“你說呢?”
寧雯眨了一下眼眸,并沒有直接回答,而是反問了一句。
“這很簡單。”周濤一本正經地說道:“如果我們是先上**后結婚,那么這就是復雜的愛情,如果一切都是按部就班的話,那么愛情就很簡單。”
“死家伙,你腦袋里想什么呢?”寧雯臉上泛起一陣嫣紅。
而周濤卻是滿臉的正經,道:“我那說的都是人倫之道,自古以來,男歡女愛,都是天經地義的事情,難道咱們的寧雯大小姐以后不想和我上**嗎?”
瞧瞧這個家伙的眼神,如果目光可以轉化為動作的話,那咱們的寧雯大小姐不知道被周濤給玷污了多少遍了。
“不想。”寧雯想都沒想,脫口而出。
周濤一陣詫異,目光很仔細地掃了寧雯幾眼,半響才冒出了一句話:“寧雯,難道你不是女人?”

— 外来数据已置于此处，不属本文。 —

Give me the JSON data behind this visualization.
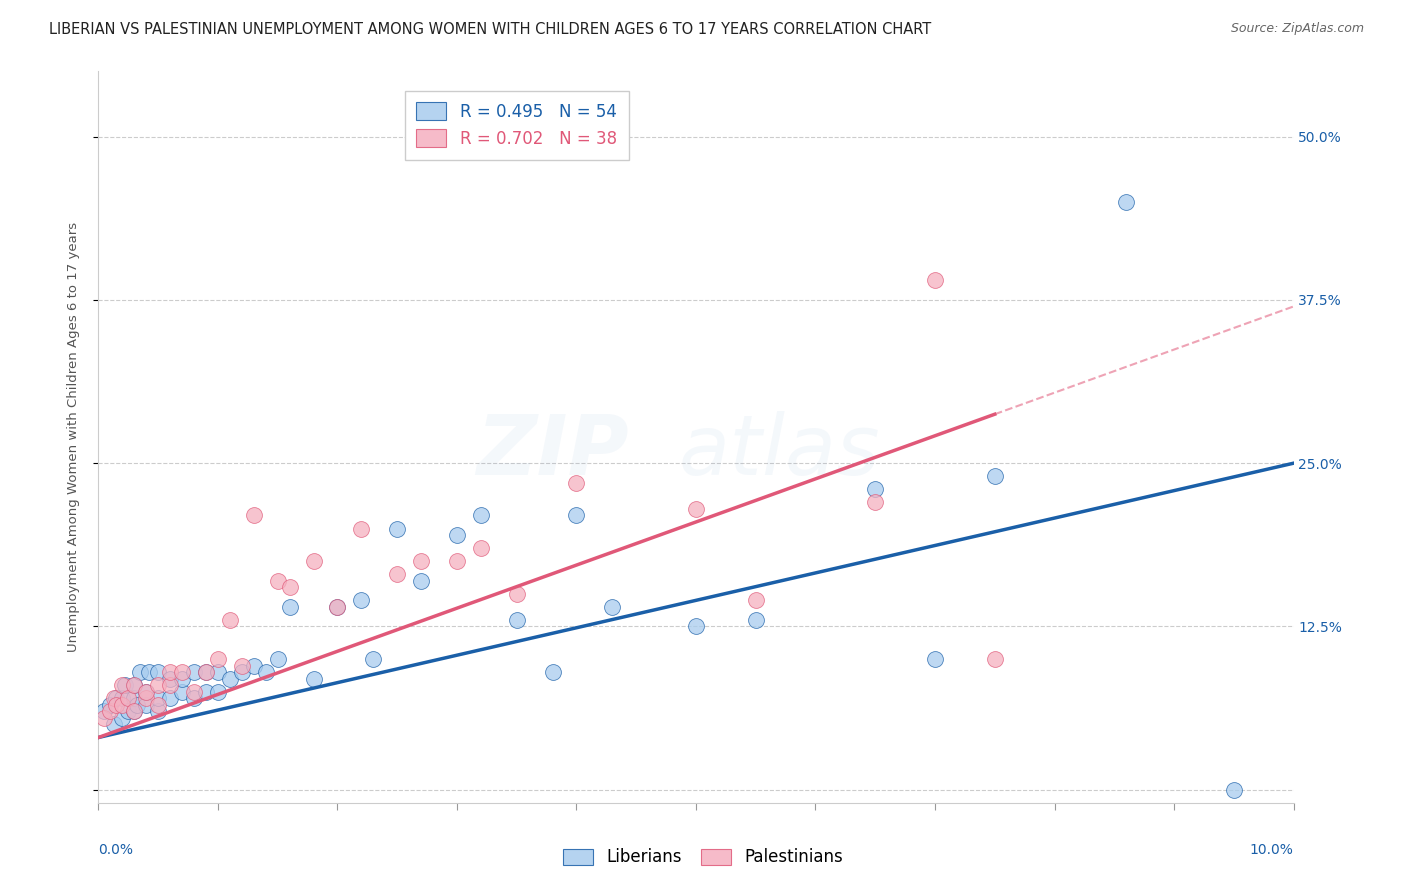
{
  "title": "LIBERIAN VS PALESTINIAN UNEMPLOYMENT AMONG WOMEN WITH CHILDREN AGES 6 TO 17 YEARS CORRELATION CHART",
  "source": "Source: ZipAtlas.com",
  "ylabel": "Unemployment Among Women with Children Ages 6 to 17 years",
  "xlim": [
    0.0,
    0.1
  ],
  "ylim": [
    -0.01,
    0.55
  ],
  "yticks": [
    0.0,
    0.125,
    0.25,
    0.375,
    0.5
  ],
  "ytick_labels": [
    "",
    "12.5%",
    "25.0%",
    "37.5%",
    "50.0%"
  ],
  "liberian_R": 0.495,
  "liberian_N": 54,
  "palestinian_R": 0.702,
  "palestinian_N": 38,
  "liberian_color": "#a8ccee",
  "liberian_line_color": "#1a5fa8",
  "palestinian_color": "#f5b0c0",
  "palestinian_line_color": "#e05878",
  "background_color": "#ffffff",
  "grid_color": "#cccccc",
  "lib_x": [
    0.0005,
    0.001,
    0.0013,
    0.0015,
    0.002,
    0.002,
    0.0022,
    0.0025,
    0.003,
    0.003,
    0.003,
    0.0032,
    0.0035,
    0.004,
    0.004,
    0.0042,
    0.005,
    0.005,
    0.005,
    0.006,
    0.006,
    0.007,
    0.007,
    0.008,
    0.008,
    0.009,
    0.009,
    0.01,
    0.01,
    0.011,
    0.012,
    0.013,
    0.014,
    0.015,
    0.016,
    0.018,
    0.02,
    0.022,
    0.023,
    0.025,
    0.027,
    0.03,
    0.032,
    0.035,
    0.038,
    0.04,
    0.043,
    0.05,
    0.055,
    0.065,
    0.07,
    0.075,
    0.086,
    0.095
  ],
  "lib_y": [
    0.06,
    0.065,
    0.05,
    0.07,
    0.055,
    0.07,
    0.08,
    0.06,
    0.06,
    0.07,
    0.08,
    0.065,
    0.09,
    0.065,
    0.075,
    0.09,
    0.06,
    0.07,
    0.09,
    0.07,
    0.085,
    0.075,
    0.085,
    0.07,
    0.09,
    0.075,
    0.09,
    0.075,
    0.09,
    0.085,
    0.09,
    0.095,
    0.09,
    0.1,
    0.14,
    0.085,
    0.14,
    0.145,
    0.1,
    0.2,
    0.16,
    0.195,
    0.21,
    0.13,
    0.09,
    0.21,
    0.14,
    0.125,
    0.13,
    0.23,
    0.1,
    0.24,
    0.45,
    0.0
  ],
  "pal_x": [
    0.0005,
    0.001,
    0.0013,
    0.0015,
    0.002,
    0.002,
    0.0025,
    0.003,
    0.003,
    0.004,
    0.004,
    0.005,
    0.005,
    0.006,
    0.006,
    0.007,
    0.008,
    0.009,
    0.01,
    0.011,
    0.012,
    0.013,
    0.015,
    0.016,
    0.018,
    0.02,
    0.022,
    0.025,
    0.027,
    0.03,
    0.032,
    0.035,
    0.04,
    0.05,
    0.055,
    0.065,
    0.07,
    0.075
  ],
  "pal_y": [
    0.055,
    0.06,
    0.07,
    0.065,
    0.065,
    0.08,
    0.07,
    0.06,
    0.08,
    0.07,
    0.075,
    0.065,
    0.08,
    0.08,
    0.09,
    0.09,
    0.075,
    0.09,
    0.1,
    0.13,
    0.095,
    0.21,
    0.16,
    0.155,
    0.175,
    0.14,
    0.2,
    0.165,
    0.175,
    0.175,
    0.185,
    0.15,
    0.235,
    0.215,
    0.145,
    0.22,
    0.39,
    0.1
  ],
  "title_fontsize": 10.5,
  "tick_fontsize": 10,
  "legend_fontsize": 12
}
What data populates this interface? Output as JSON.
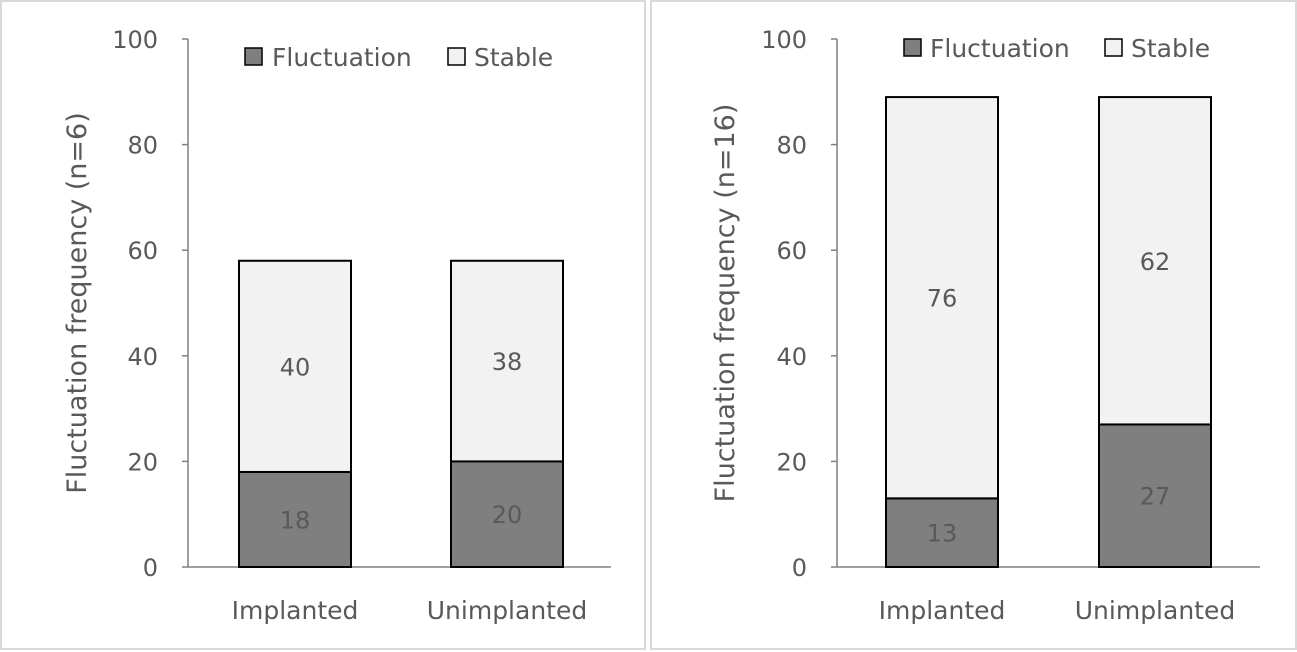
{
  "chart_data": [
    {
      "type": "bar",
      "stacked": true,
      "categories": [
        "Implanted",
        "Unimplanted"
      ],
      "series": [
        {
          "name": "Fluctuation",
          "values": [
            18,
            20
          ],
          "color": "#7f7f7f",
          "labels": [
            "18",
            "20"
          ]
        },
        {
          "name": "Stable",
          "values": [
            40,
            38
          ],
          "color": "#f2f2f2",
          "labels": [
            "40",
            "38"
          ]
        }
      ],
      "ylabel": "Fluctuation frequency (n=6)",
      "ylim": [
        0,
        100
      ],
      "yticks": [
        "0",
        "20",
        "40",
        "60",
        "80",
        "100"
      ],
      "legend_position": "top",
      "grid": false
    },
    {
      "type": "bar",
      "stacked": true,
      "categories": [
        "Implanted",
        "Unimplanted"
      ],
      "series": [
        {
          "name": "Fluctuation",
          "values": [
            13,
            27
          ],
          "color": "#7f7f7f",
          "labels": [
            "13",
            "27"
          ]
        },
        {
          "name": "Stable",
          "values": [
            76,
            62
          ],
          "color": "#f2f2f2",
          "labels": [
            "76",
            "62"
          ]
        }
      ],
      "ylabel": "Fluctuation frequency (n=16)",
      "ylim": [
        0,
        100
      ],
      "yticks": [
        "0",
        "20",
        "40",
        "60",
        "80",
        "100"
      ],
      "legend_position": "top",
      "grid": false
    }
  ]
}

寧雯感到莫名其妙,自己是不是女人,那和這個家伙上**又有什么關系?她一撇櫻桃小嘴,道:“我當然是女人啦,難道你看不出來。”
“奇怪了,在一般情況之下,只要我招招手,女人都會哭著喊著和我上**的,哎……”
“哎喲。”
周濤這邊話還沒說完,那邊寧雯直接用纖細的小手擰了他一下,這個該死的家伙,實在太無恥了。
確實,人不要臉的話,那則天下無敵了。
“寧雯,咱想和你說一件正經事情。”那周濤臉色突然一正,目光盯著寧雯,一本正經地說道。
寧雯一怔,剛開始,周濤這個家伙那就沒有正經過,可是,自己偏偏喜歡他那不正經的樣子,似乎符合了一個道理:男人不壞,女人不愛!
她眨了一下眼眸,很認真地說道:“你說吧,什么正經事情。”
“那個,我能不能現上船,后補票。”周濤那是一臉期待地詢問道。
“你……”
寧雯差點沒被周濤給氣暈過去,這個死家伙盡是想占自己的便宜,她惡狠狠地瞪了周濤一眼,道:“告訴你,想占本小姐的便宜,必須先買票,后登船。”
“嘿嘿,這個倒沒多大的問題,可是,我擔心一個問題啊!”看到周濤的笑容,那寧雯產生了一種想揍人的沖動。
“說吧,什么問題。”
寧雯的脾氣還好,并沒有直接動手。
“如果我買了船票之后,你的船漏水,怎么辦?”周濤目光中透露出了一種玩味,一種無奈。
“王八羔子,淹死你算了。”
寧雯發現,自己和周濤斗嘴,那和羊入虎口沒多大的區別,不過,即使被周濤占著便宜,那寧雯依舊覺得很開心。
就像愛情,它看似很簡單,只要兩情相悅,互相喜歡,那不就是愛情嗎?其實,不是的,愛情是多面化的,也是簡單化的,它讓人摸不著,猜不透;而世間得到它的又有幾人呢?
寧文并沒有多大的奢求,她只是希望,在愛情的旅程中,能夠一帆風順,能夠和眼前這個家伙,長相廝守到老。
其實,每個人都明白一個道理:越是美麗的諾,越是難以實現,越是動人的話語,那越假。
例如:天荒地老,海枯石爛,那是愛情中至善至美的語句,一般從愛情雙方的嘴中說出來,那是最動聽的。
可是,換一個方位來考慮:那天真會荒蕪嗎?地真會老嗎?大海真會枯嗎?石頭真會爛掉嗎?
一切都如同鏡花水月,似夢非夢,當人清醒過來時,是非成敗,轉頭空,哪以今朝論英雄!
這一天,對于周濤和寧雯任何一個人來說,那都是值得懷念和記憶的,至少,在那一刻,他們彼此之間都曾經心動過。
在周濤和寧雯分開之后,望著寧雯那漸漸消失的背影,在月光的映射之下,越發顯的苗條而動人。
周濤有些遺憾,剛才,自己稍稍堅持一下的話,那美麗的寧雯或許會和自己到樓上,今天晚上,他們之間恐怕就要發生世間最美妙的事情。
不過,周濤也知道,他們之間還沒有發展到那一步,至少,在雙方之間,需要相互的尊重,理解,那才能夠很好的進行下去。
回到了住所。
周濤身心也完全恢復了下來,他剛剛準備打開燈,忽然之間,心頭沒來由地升起一股強烈的不安。
“撕!”
那是利器劃破空氣引發的氣流,周濤瞳孔一陣收縮,幾乎在瞬間,周濤身體,猛地向左側面退去。
“當!”
對方的兵器擊打到了墻壁上,發出了刺耳的聲音。